To understand how God writes straight with crooked lines in the Holy Spirit’s working through the Borgmans, one must start in Colorado over 50 years ago, where Richard and Danelle met and were soon married. Having spoken openly in various forums over the years, including guests on EWTN’s “The Journey Home,” Richard and Danelle discussed their relationship with each other and its place in the context of the evangelical movement of the 1960s and 1970s.

Both experienced a profound encounter with Jesus, first finding their footing in a Christian missionary fellowship community in northern Colorado. In the years that followed, Richard, Danelle, and their three children lived mainly in a slum in the Ivory Coast of Africa. Here, Richard ministered as a chaplain in a prison of 4,500 inmates, and while committed to the Gospel message and sharing the Word of God in their missionary experiences, the Roman Catholic Church was not exactly in the purview of the Borgmans. However, there was another chaplain at the prison—a Catholic priest.

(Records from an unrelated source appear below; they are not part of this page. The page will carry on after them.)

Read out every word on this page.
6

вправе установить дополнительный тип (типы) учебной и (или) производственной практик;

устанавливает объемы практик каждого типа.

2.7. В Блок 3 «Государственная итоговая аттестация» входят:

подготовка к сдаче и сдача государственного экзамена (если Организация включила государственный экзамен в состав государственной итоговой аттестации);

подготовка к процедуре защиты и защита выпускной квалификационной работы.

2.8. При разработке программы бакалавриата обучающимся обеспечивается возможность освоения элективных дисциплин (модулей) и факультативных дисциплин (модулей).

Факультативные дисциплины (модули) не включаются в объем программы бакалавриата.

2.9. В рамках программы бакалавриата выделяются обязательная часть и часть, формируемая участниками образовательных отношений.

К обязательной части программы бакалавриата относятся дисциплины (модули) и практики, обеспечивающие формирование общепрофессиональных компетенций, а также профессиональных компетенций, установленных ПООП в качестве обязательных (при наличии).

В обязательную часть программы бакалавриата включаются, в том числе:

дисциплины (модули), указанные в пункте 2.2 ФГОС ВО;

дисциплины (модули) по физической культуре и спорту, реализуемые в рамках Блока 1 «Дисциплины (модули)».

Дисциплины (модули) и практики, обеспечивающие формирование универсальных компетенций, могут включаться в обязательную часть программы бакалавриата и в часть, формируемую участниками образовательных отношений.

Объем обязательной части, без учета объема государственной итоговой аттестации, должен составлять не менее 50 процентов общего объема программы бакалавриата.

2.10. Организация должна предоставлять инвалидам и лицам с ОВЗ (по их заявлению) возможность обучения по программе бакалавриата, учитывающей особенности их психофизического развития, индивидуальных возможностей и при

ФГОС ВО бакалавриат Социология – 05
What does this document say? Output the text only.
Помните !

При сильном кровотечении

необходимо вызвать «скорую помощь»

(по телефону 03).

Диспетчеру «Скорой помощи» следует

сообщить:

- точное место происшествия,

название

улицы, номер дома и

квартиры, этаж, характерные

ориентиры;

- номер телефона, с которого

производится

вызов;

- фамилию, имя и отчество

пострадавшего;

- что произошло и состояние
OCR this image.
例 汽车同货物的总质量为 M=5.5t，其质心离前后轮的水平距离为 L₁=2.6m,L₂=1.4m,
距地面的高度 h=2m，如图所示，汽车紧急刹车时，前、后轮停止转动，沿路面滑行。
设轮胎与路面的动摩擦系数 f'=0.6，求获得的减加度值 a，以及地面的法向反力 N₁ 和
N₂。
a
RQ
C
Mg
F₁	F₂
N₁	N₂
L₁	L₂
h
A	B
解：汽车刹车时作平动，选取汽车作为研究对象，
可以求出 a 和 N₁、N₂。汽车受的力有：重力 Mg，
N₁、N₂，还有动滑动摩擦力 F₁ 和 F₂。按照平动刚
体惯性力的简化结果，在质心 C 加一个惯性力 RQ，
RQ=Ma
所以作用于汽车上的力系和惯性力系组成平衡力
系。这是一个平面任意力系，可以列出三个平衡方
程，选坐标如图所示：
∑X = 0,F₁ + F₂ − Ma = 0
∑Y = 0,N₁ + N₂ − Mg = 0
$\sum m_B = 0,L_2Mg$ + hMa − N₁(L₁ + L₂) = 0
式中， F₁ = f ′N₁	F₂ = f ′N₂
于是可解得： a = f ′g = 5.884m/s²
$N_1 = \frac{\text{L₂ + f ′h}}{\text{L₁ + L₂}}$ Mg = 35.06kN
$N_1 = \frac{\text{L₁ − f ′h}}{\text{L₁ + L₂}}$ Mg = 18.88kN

“I noticed the Catholic priest was doing what I was preaching. While I had a great message of the Gospel, he had a great life of the Gospel,” Richard attests. Richard admits having then fostered an anti-Catholic sentiment while freely acknowledging the lack of love felt in his heart. To debunk the claim of the 2,000-year-old church, he had composed a list of everything he believed to be untruthful about the Church of Rome, what he dubbed at the time “The Most Pernicious Cult in the World.”

But grace acted nevertheless. In the decades that followed, Richard would find each of those points refuted. What resulted was a slow path of discernment that would eventually lead home, to Rome. For the Borgmans, the path was laid before them in the Word they had so come to cherish. “I kept falling on the passage where Jesus says, ‘This is my body, this is my blood,” Richard remembers. “As we were feeding the sick, He was starting to feed us through understanding compassion.”

At this time, the Borgmans discovered two living witnesses who powerfully brought their faith to others in a deeply meaningful way—and today they are both saints: Pope Saint John Paul II and Saint Mother Teresa. In addition to the testament of these figures, Richard found the Catholic Church’s teaching of suffering to be so transformative a realization finally dawned on him. After years of fleeing from love in various forms, Richard was finally ready to embrace the redeeming love of God, the love of the Blessed Mother, and the love long expressed by those dear to him.

To the Borgmans, mercy suddenly became less a theological theory than a lived reality. The searchers had finally arrived home. They became Catholic. Their son, Scott, himself a searcher, would follow suit. By then, Richard and Danelle were ministering in France, and it is there Scott decided to enter the priesthood. Today, he is the new parochial vicar of Our Lady of Mount Carmel.

“Behind every great priest,” Fr. Borgman’s friend, Dr. Christopher Kaczor, professor of philosophy at Loyola Marymount University, noted, “are great people who have nurtured the priest’s character. I’m grateful to Mr. and Mrs. Borgman for all they have done to make Fr. Borgman such an outstanding priest and person.”

For the last 10 years, Richard and Danelle have been traveling the globe, offering their Catholic message of mercy evangelization in dozens of countries. When not preaching and educating, the Borgmans share their testimony. Richard’s presentation style belies his 70 years; his energy in sharing his message eclipses even someone half his age.

Through the Sacred Heart they have found their life’s purpose, and the love of each other. They now pack their schedule, planning to share their message of mercy of others until it is time for the searchers to finally gaze upon the merciful face of the Father forever.